Rachel peered into the drawer again. “What are the runes?”
“Your grandfather’s are shal, orin, and une,” Peter read.
“Healing,” said Rachel, suppressing a smile. Shal was part of her trisk-rune as well. “And?”
“Water and warmth. All good for curse-breaking.” Peter inspected the other runes. “Benjamin’s is geil, mure, and wyt. That’s nature, protection, and life. And Ethan’s is ail, pathe, and lyde.”
“Light and empathy,” Angie said. She shared two of the three.
Peter nodded. “And shelter.”
Angie took the drawer from him and traced her finger over the symbol for light. “He’s a double-ail like me.” The rune determined by her birthday and the most powerful rune in her trisk-rune were the same.
“You do both have ail,” Peter said, “but there’s no way to tell a birth-rune from a trisk-rune. It’s just a combination of your power runes. There’s no way to be sure that ail is his first rune either.”
“He’s a double-ail,” Angie insisted. “I know it.”
Peter studied her. “I believe you,” he said after a moment.
“How can she know that?” Rachel asked.
“She’s known things all along,” Peter said. Ever since he started teaching them about runes, Angie had known things before he said anything. Breaking the curse on Rachel was a blur, but Peter remembered Angie suddenly joining him and blocking the curse’s attack, without any prompting from him. “Maybe…” he said, thinking aloud, “it’s because she’s a double-ail. It gives her the power to see more than we can.”

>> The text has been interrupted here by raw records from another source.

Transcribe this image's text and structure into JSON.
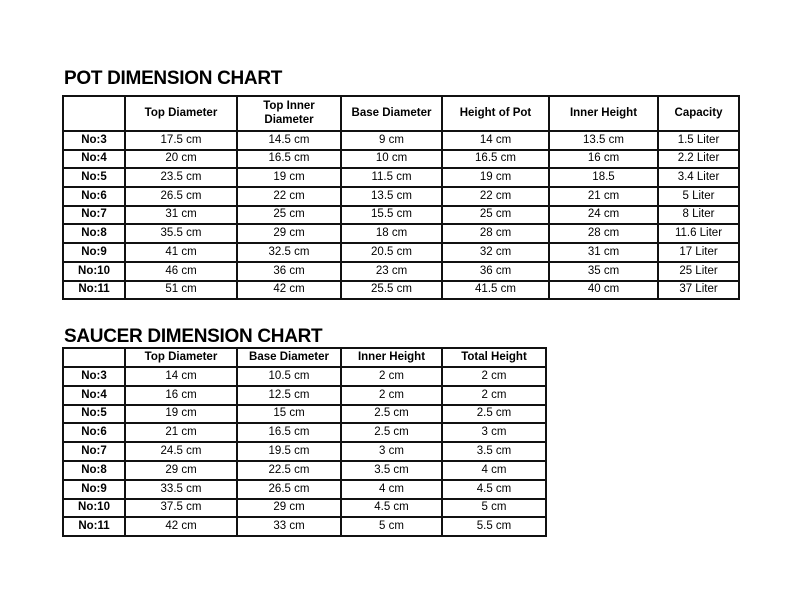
{
  "pot_chart": {
    "title": "POT DIMENSION CHART",
    "headers": [
      "",
      "Top Diameter",
      "Top Inner Diameter",
      "Base Diameter",
      "Height of Pot",
      "Inner Height",
      "Capacity"
    ],
    "rows": [
      [
        "No:3",
        "17.5 cm",
        "14.5 cm",
        "9 cm",
        "14 cm",
        "13.5 cm",
        "1.5 Liter"
      ],
      [
        "No:4",
        "20 cm",
        "16.5 cm",
        "10 cm",
        "16.5 cm",
        "16 cm",
        "2.2 Liter"
      ],
      [
        "No:5",
        "23.5 cm",
        "19 cm",
        "11.5 cm",
        "19 cm",
        "18.5",
        "3.4 Liter"
      ],
      [
        "No:6",
        "26.5 cm",
        "22 cm",
        "13.5 cm",
        "22 cm",
        "21 cm",
        "5 Liter"
      ],
      [
        "No:7",
        "31 cm",
        "25 cm",
        "15.5 cm",
        "25 cm",
        "24 cm",
        "8 Liter"
      ],
      [
        "No:8",
        "35.5 cm",
        "29 cm",
        "18 cm",
        "28 cm",
        "28 cm",
        "11.6 Liter"
      ],
      [
        "No:9",
        "41 cm",
        "32.5 cm",
        "20.5 cm",
        "32 cm",
        "31 cm",
        "17 Liter"
      ],
      [
        "No:10",
        "46 cm",
        "36 cm",
        "23 cm",
        "36 cm",
        "35 cm",
        "25 Liter"
      ],
      [
        "No:11",
        "51 cm",
        "42 cm",
        "25.5 cm",
        "41.5 cm",
        "40 cm",
        "37 Liter"
      ]
    ]
  },
  "saucer_chart": {
    "title": "SAUCER DIMENSION CHART",
    "headers": [
      "",
      "Top Diameter",
      "Base Diameter",
      "Inner Height",
      "Total Height"
    ],
    "rows": [
      [
        "No:3",
        "14 cm",
        "10.5 cm",
        "2 cm",
        "2 cm"
      ],
      [
        "No:4",
        "16 cm",
        "12.5 cm",
        "2 cm",
        "2 cm"
      ],
      [
        "No:5",
        "19 cm",
        "15 cm",
        "2.5 cm",
        "2.5 cm"
      ],
      [
        "No:6",
        "21 cm",
        "16.5 cm",
        "2.5 cm",
        "3 cm"
      ],
      [
        "No:7",
        "24.5 cm",
        "19.5 cm",
        "3 cm",
        "3.5 cm"
      ],
      [
        "No:8",
        "29 cm",
        "22.5 cm",
        "3.5 cm",
        "4 cm"
      ],
      [
        "No:9",
        "33.5 cm",
        "26.5 cm",
        "4 cm",
        "4.5 cm"
      ],
      [
        "No:10",
        "37.5 cm",
        "29 cm",
        "4.5 cm",
        "5 cm"
      ],
      [
        "No:11",
        "42 cm",
        "33 cm",
        "5 cm",
        "5.5 cm"
      ]
    ]
  }
}
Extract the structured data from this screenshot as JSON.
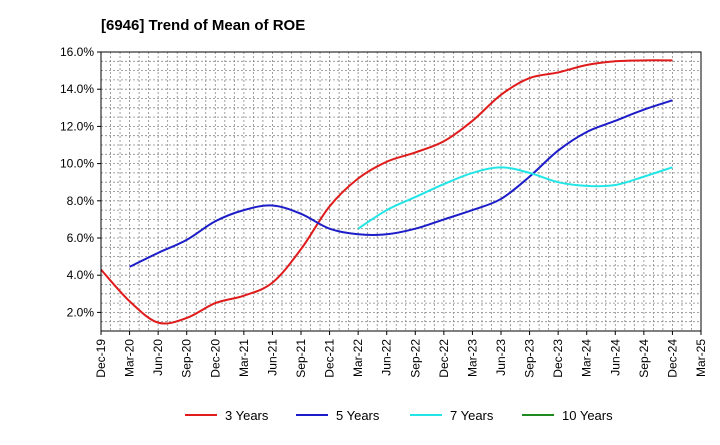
{
  "chart_data": {
    "type": "line",
    "title": "[6946]  Trend of Mean of ROE",
    "xlabel": "",
    "ylabel": "",
    "ylim": [
      1.0,
      16.0
    ],
    "grid": true,
    "legend_position": "bottom",
    "y_ticks": [
      "2.0%",
      "4.0%",
      "6.0%",
      "8.0%",
      "10.0%",
      "12.0%",
      "14.0%",
      "16.0%"
    ],
    "y_tick_values": [
      2,
      4,
      6,
      8,
      10,
      12,
      14,
      16
    ],
    "x_ticks": [
      "Dec-19",
      "Mar-20",
      "Jun-20",
      "Sep-20",
      "Dec-20",
      "Mar-21",
      "Jun-21",
      "Sep-21",
      "Dec-21",
      "Mar-22",
      "Jun-22",
      "Sep-22",
      "Dec-22",
      "Mar-23",
      "Jun-23",
      "Sep-23",
      "Dec-23",
      "Mar-24",
      "Jun-24",
      "Sep-24",
      "Dec-24",
      "Mar-25"
    ],
    "series": [
      {
        "name": "3 Years",
        "color": "#e01b1b",
        "points": [
          [
            "Dec-19",
            4.3
          ],
          [
            "Mar-20",
            2.6
          ],
          [
            "Jun-20",
            1.45
          ],
          [
            "Sep-20",
            1.7
          ],
          [
            "Dec-20",
            2.5
          ],
          [
            "Mar-21",
            2.9
          ],
          [
            "Jun-21",
            3.6
          ],
          [
            "Sep-21",
            5.4
          ],
          [
            "Dec-21",
            7.7
          ],
          [
            "Mar-22",
            9.2
          ],
          [
            "Jun-22",
            10.1
          ],
          [
            "Sep-22",
            10.6
          ],
          [
            "Dec-22",
            11.2
          ],
          [
            "Mar-23",
            12.3
          ],
          [
            "Jun-23",
            13.7
          ],
          [
            "Sep-23",
            14.6
          ],
          [
            "Dec-23",
            14.9
          ],
          [
            "Mar-24",
            15.3
          ],
          [
            "Jun-24",
            15.5
          ],
          [
            "Sep-24",
            15.55
          ],
          [
            "Dec-24",
            15.55
          ]
        ]
      },
      {
        "name": "5 Years",
        "color": "#1c1cc8",
        "points": [
          [
            "Mar-20",
            4.45
          ],
          [
            "Jun-20",
            5.2
          ],
          [
            "Sep-20",
            5.9
          ],
          [
            "Dec-20",
            6.9
          ],
          [
            "Mar-21",
            7.5
          ],
          [
            "Jun-21",
            7.75
          ],
          [
            "Sep-21",
            7.3
          ],
          [
            "Dec-21",
            6.5
          ],
          [
            "Mar-22",
            6.2
          ],
          [
            "Jun-22",
            6.2
          ],
          [
            "Sep-22",
            6.5
          ],
          [
            "Dec-22",
            7.0
          ],
          [
            "Mar-23",
            7.5
          ],
          [
            "Jun-23",
            8.1
          ],
          [
            "Sep-23",
            9.3
          ],
          [
            "Dec-23",
            10.7
          ],
          [
            "Mar-24",
            11.7
          ],
          [
            "Jun-24",
            12.3
          ],
          [
            "Sep-24",
            12.9
          ],
          [
            "Dec-24",
            13.4
          ]
        ]
      },
      {
        "name": "7 Years",
        "color": "#22e5e5",
        "points": [
          [
            "Mar-22",
            6.5
          ],
          [
            "Jun-22",
            7.5
          ],
          [
            "Sep-22",
            8.2
          ],
          [
            "Dec-22",
            8.9
          ],
          [
            "Mar-23",
            9.5
          ],
          [
            "Jun-23",
            9.8
          ],
          [
            "Sep-23",
            9.5
          ],
          [
            "Dec-23",
            9.0
          ],
          [
            "Mar-24",
            8.8
          ],
          [
            "Jun-24",
            8.85
          ],
          [
            "Sep-24",
            9.3
          ],
          [
            "Dec-24",
            9.8
          ]
        ]
      },
      {
        "name": "10 Years",
        "color": "#1f8a1f",
        "points": []
      }
    ]
  }
}
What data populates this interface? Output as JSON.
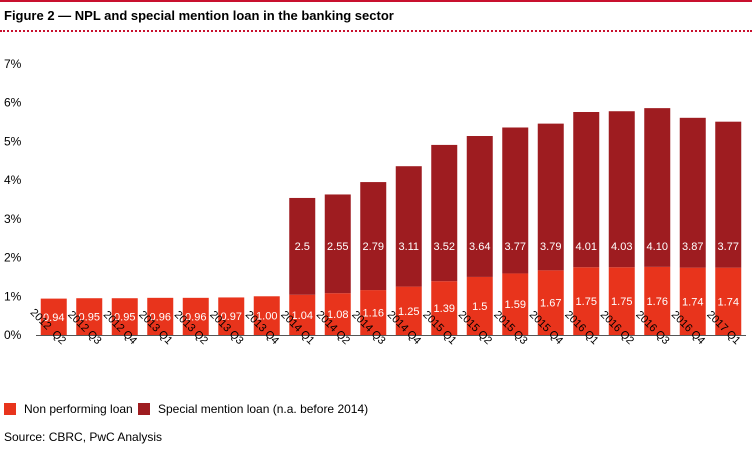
{
  "title": "Figure 2 — NPL and special mention loan in the banking sector",
  "source": "Source: CBRC, PwC Analysis",
  "colors": {
    "npl": "#e8341c",
    "sml": "#9e1c20",
    "accent": "#c8102e"
  },
  "chart_data": {
    "type": "bar",
    "stacked": true,
    "categories": [
      "2012  Q2",
      "2012 Q3",
      "2012 Q4",
      "2013 Q1",
      "2013 Q2",
      "2013 Q3",
      "2013 Q4",
      "2014 Q1",
      "2014 Q2",
      "2014 Q3",
      "2014 Q4",
      "2015 Q1",
      "2015 Q2",
      "2015 Q3",
      "2015 Q4",
      "2016 Q1",
      "2016 Q2",
      "2016 Q3",
      "2016 Q4",
      "2017 Q1"
    ],
    "series": [
      {
        "name": "Non performing loan",
        "values": [
          0.94,
          0.95,
          0.95,
          0.96,
          0.96,
          0.97,
          1.0,
          1.04,
          1.08,
          1.16,
          1.25,
          1.39,
          1.5,
          1.59,
          1.67,
          1.75,
          1.75,
          1.76,
          1.74,
          1.74
        ],
        "labels": [
          "0.94",
          "0.95",
          "0.95",
          "0.96",
          "0.96",
          "0.97",
          "1.00",
          "1.04",
          "1.08",
          "1.16",
          "1.25",
          "1.39",
          "1.5",
          "1.59",
          "1.67",
          "1.75",
          "1.75",
          "1.76",
          "1.74",
          "1.74"
        ]
      },
      {
        "name": "Special mention loan (n.a. before 2014)",
        "values": [
          null,
          null,
          null,
          null,
          null,
          null,
          null,
          2.5,
          2.55,
          2.79,
          3.11,
          3.52,
          3.64,
          3.77,
          3.79,
          4.01,
          4.03,
          4.1,
          3.87,
          3.77
        ],
        "labels": [
          "",
          "",
          "",
          "",
          "",
          "",
          "",
          "2.5",
          "2.55",
          "2.79",
          "3.11",
          "3.52",
          "3.64",
          "3.77",
          "3.79",
          "4.01",
          "4.03",
          "4.10",
          "3.87",
          "3.77"
        ]
      }
    ],
    "ylim": [
      0,
      7
    ],
    "yticks": [
      "0%",
      "1%",
      "2%",
      "3%",
      "4%",
      "5%",
      "6%",
      "7%"
    ],
    "grid": false,
    "legend": "bottom-left"
  }
}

The words sounded almost familiar to Angie. As if someone had told her something similar. The image of the blond man came back to her. It was Ethan, she was sure of it. And she knew that she had spoken with him… but how could she possibly have talked with someone who died decades before? She frowned down at his name, trying to remember. It was like trying to remember a dream.
A dream.
Angie couldn’t remember the dreams themselves, but she had been having strange dreams ever since arriving at the shop. They weren’t the only strange thing she was experiencing, other than rune-casting itself. She was hearing things and seeing them as well; a hazy figure kept appearing behind her when she saw her reflection.
Frustrated, she plunked the drawer down on the dresser.

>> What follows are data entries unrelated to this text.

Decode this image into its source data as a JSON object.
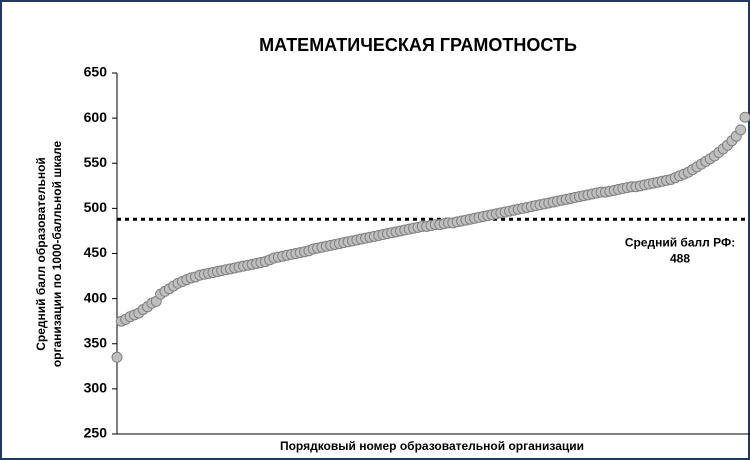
{
  "chart_data": {
    "type": "scatter",
    "title": "МАТЕМАТИЧЕСКАЯ ГРАМОТНОСТЬ",
    "ylabel": [
      "Средний балл образовательной",
      "организации по 1000-балльной шкале"
    ],
    "xlabel": "Порядковый номер образовательной организации",
    "ylim": [
      250,
      650
    ],
    "yticks": [
      250,
      300,
      350,
      400,
      450,
      500,
      550,
      600,
      650
    ],
    "color": "#bfbfbf",
    "reference": {
      "label": "Средний балл РФ:",
      "value": 488
    },
    "values": [
      335,
      375,
      377,
      380,
      382,
      384,
      388,
      391,
      395,
      397,
      405,
      408,
      411,
      414,
      417,
      419,
      421,
      423,
      424,
      426,
      427,
      428,
      429,
      430,
      431,
      432,
      433,
      434,
      435,
      436,
      437,
      438,
      439,
      440,
      441,
      443,
      445,
      446,
      447,
      448,
      449,
      450,
      451,
      452,
      453,
      455,
      456,
      457,
      458,
      459,
      460,
      461,
      462,
      463,
      464,
      465,
      466,
      467,
      468,
      469,
      470,
      471,
      472,
      473,
      474,
      475,
      476,
      477,
      478,
      479,
      480,
      480,
      481,
      482,
      482,
      483,
      484,
      484,
      485,
      486,
      487,
      488,
      489,
      490,
      491,
      492,
      493,
      494,
      495,
      496,
      497,
      498,
      499,
      500,
      501,
      502,
      503,
      504,
      505,
      506,
      507,
      508,
      509,
      510,
      511,
      512,
      513,
      514,
      515,
      516,
      517,
      518,
      518,
      519,
      520,
      521,
      522,
      523,
      524,
      524,
      525,
      526,
      527,
      528,
      529,
      530,
      531,
      532,
      534,
      536,
      538,
      540,
      543,
      546,
      549,
      552,
      555,
      558,
      562,
      566,
      570,
      575,
      580,
      587,
      601
    ]
  }
}
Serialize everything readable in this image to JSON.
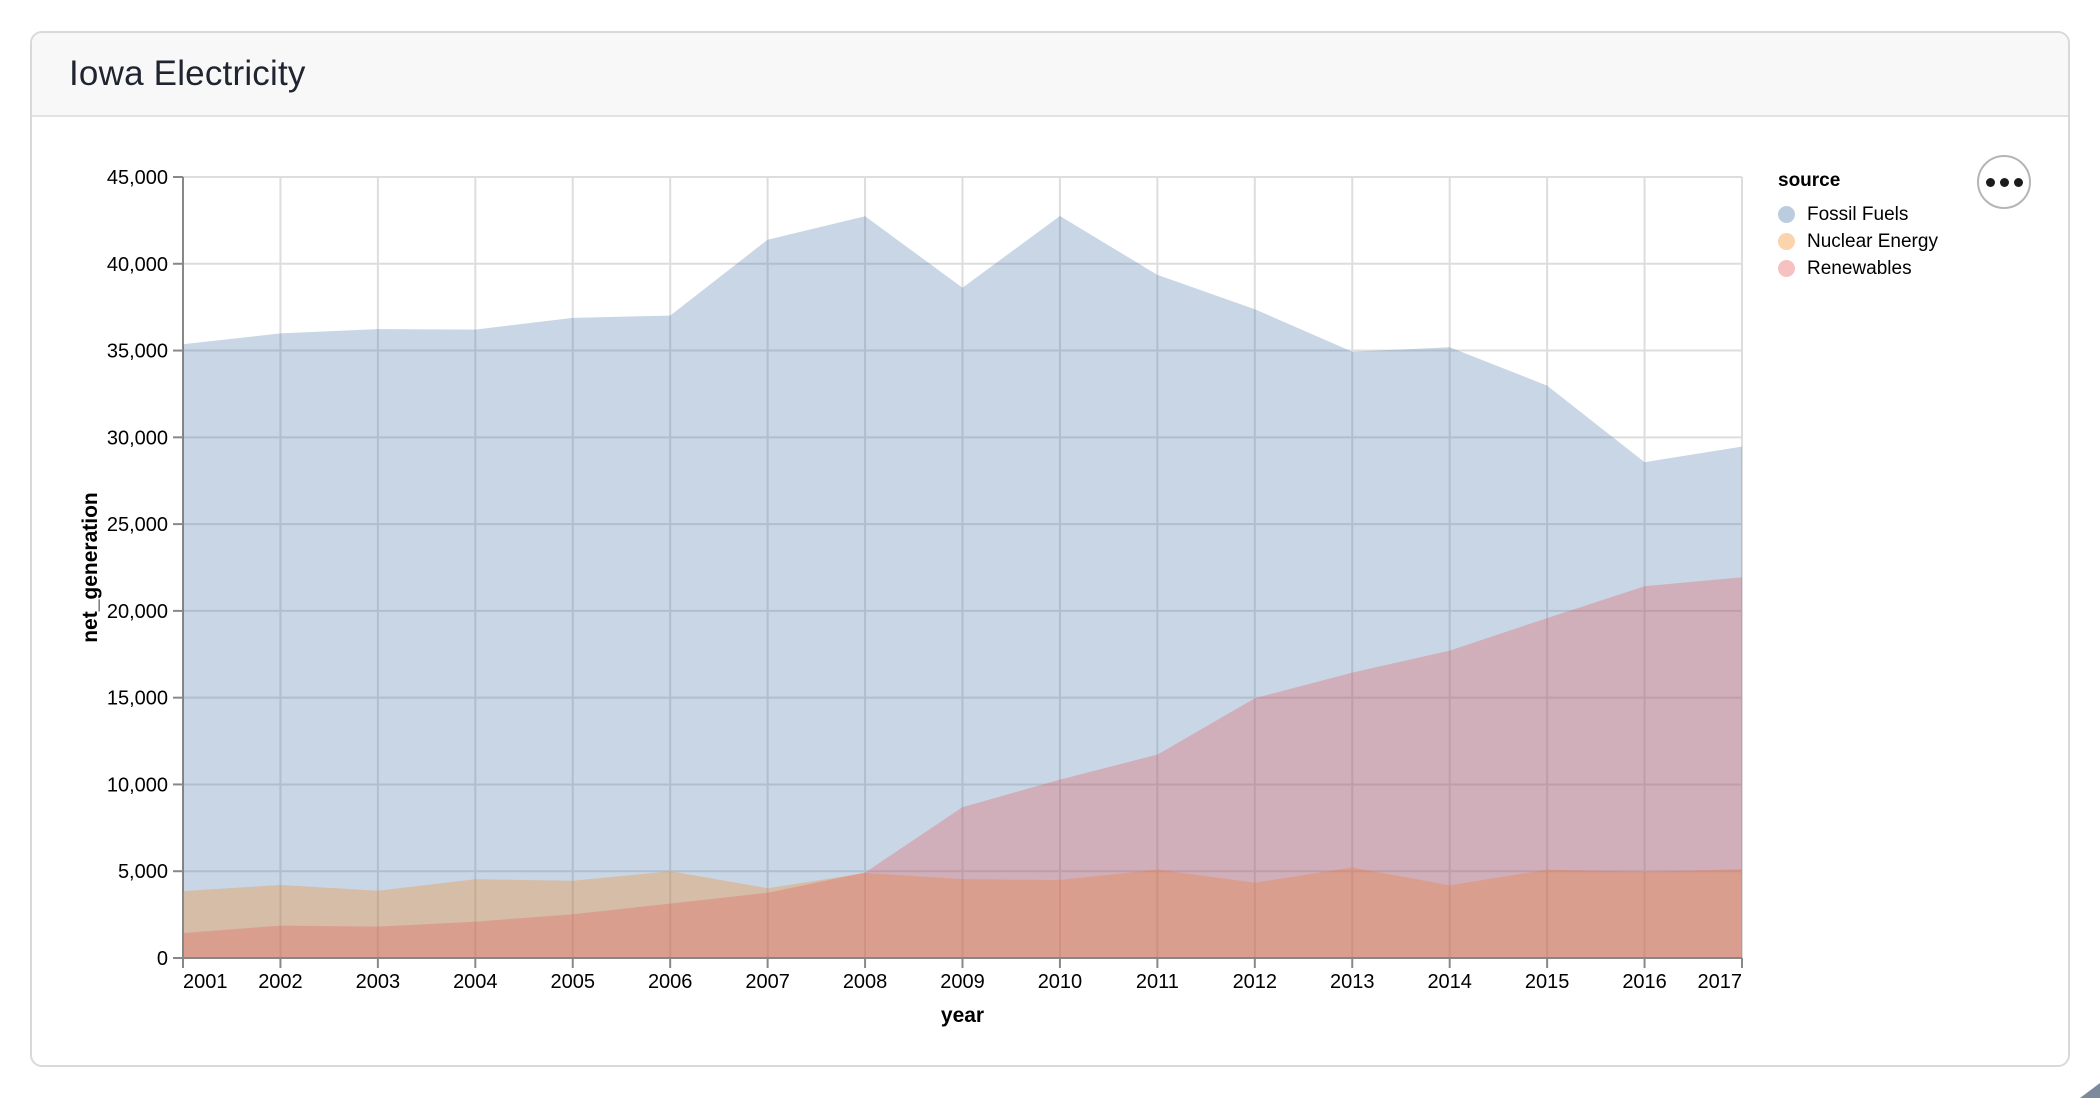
{
  "header": {
    "title": "Iowa Electricity"
  },
  "actions": {
    "icon": "more-options-ellipsis-icon"
  },
  "legend": {
    "title": "source",
    "position": "right",
    "items": [
      {
        "label": "Fossil Fuels",
        "color": "#4c78a8",
        "swatch_color": "rgba(76,120,168,0.38)"
      },
      {
        "label": "Nuclear Energy",
        "color": "#f58518",
        "swatch_color": "rgba(245,133,24,0.36)"
      },
      {
        "label": "Renewables",
        "color": "#e45756",
        "swatch_color": "rgba(228,87,86,0.37)"
      }
    ]
  },
  "chart_data": {
    "type": "area",
    "stacked": false,
    "opacity": 0.3,
    "xlabel": "year",
    "ylabel": "net_generation",
    "x": [
      2001,
      2002,
      2003,
      2004,
      2005,
      2006,
      2007,
      2008,
      2009,
      2010,
      2011,
      2012,
      2013,
      2014,
      2015,
      2016,
      2017
    ],
    "x_tick_labels": [
      "2001",
      "2002",
      "2003",
      "2004",
      "2005",
      "2006",
      "2007",
      "2008",
      "2009",
      "2010",
      "2011",
      "2012",
      "2013",
      "2014",
      "2015",
      "2016",
      "2017"
    ],
    "xlim": [
      2001,
      2017
    ],
    "ylim": [
      0,
      45000
    ],
    "y_tick_values": [
      0,
      5000,
      10000,
      15000,
      20000,
      25000,
      30000,
      35000,
      40000,
      45000
    ],
    "y_tick_labels": [
      "0",
      "5,000",
      "10,000",
      "15,000",
      "20,000",
      "25,000",
      "30,000",
      "35,000",
      "40,000",
      "45,000"
    ],
    "grid": true,
    "label_flush": true,
    "grid_color": "#dddddd",
    "axis_color": "#888888",
    "label_color": "#000000",
    "series": [
      {
        "name": "Fossil Fuels",
        "color": "#4c78a8",
        "values": [
          35361,
          35991,
          36234,
          36205,
          36883,
          37014,
          41390,
          42734,
          38620,
          42750,
          39361,
          37380,
          34926,
          35193,
          32982,
          28567,
          29464
        ]
      },
      {
        "name": "Nuclear Energy",
        "color": "#f58518",
        "values": [
          3853,
          4209,
          3877,
          4543,
          4448,
          4996,
          4021,
          4896,
          4547,
          4493,
          5101,
          4332,
          5219,
          4182,
          5094,
          4966,
          5120
        ]
      },
      {
        "name": "Renewables",
        "color": "#e45756",
        "values": [
          1437,
          1867,
          1807,
          2093,
          2525,
          3135,
          3759,
          4925,
          8695,
          10282,
          11722,
          14962,
          16442,
          17712,
          19585,
          21423,
          21933
        ]
      }
    ]
  }
}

“Angie?” Rachel spoke her sister’s name softly.
“I can’t remember,” snarled Angie. “I’ve been having dreams. Weird dreams. But, I can’t remember anything about them. There’s a guy in them. Talking to me. But… they aren’t dreams. I think they’re real. I think I’m dreaming about Ethan.”
“So what, he’s a ghost or something?” Jo asked.
“No… he’s cursed…” The thought drifted into Angie’s head, but as she spoke the words aloud she knew she was somehow remembering one of the dreams. “He’s not dead, he’s cursed! And I… I promised to help him. To save him… I…” That was all she could remember. The sudden rush of memory was gone as quickly as it had hit her. She shook her head and threw up her arms in aggravation. “I know there’s more. Is that even possible? A dream that’s real?”
Rachel and Peter exchanged a look. Ever since Rachel’s arrival at the shop the two had been dreaming about each other. It had taken several dreams before they realized they were both sharing the same dream. Just as Angie said, the dreams were mostly forgotten the moment they woke up.
“I don’t know anything about dreams,” Peter said, “but it is possible to have one that is… more than a mere dream.” He frowned in thought. “I wonder if there’s something we can do to help you remember. I have several tomes I can read over. If you’re right and Ethan is cursed and not dead, we have to help him.”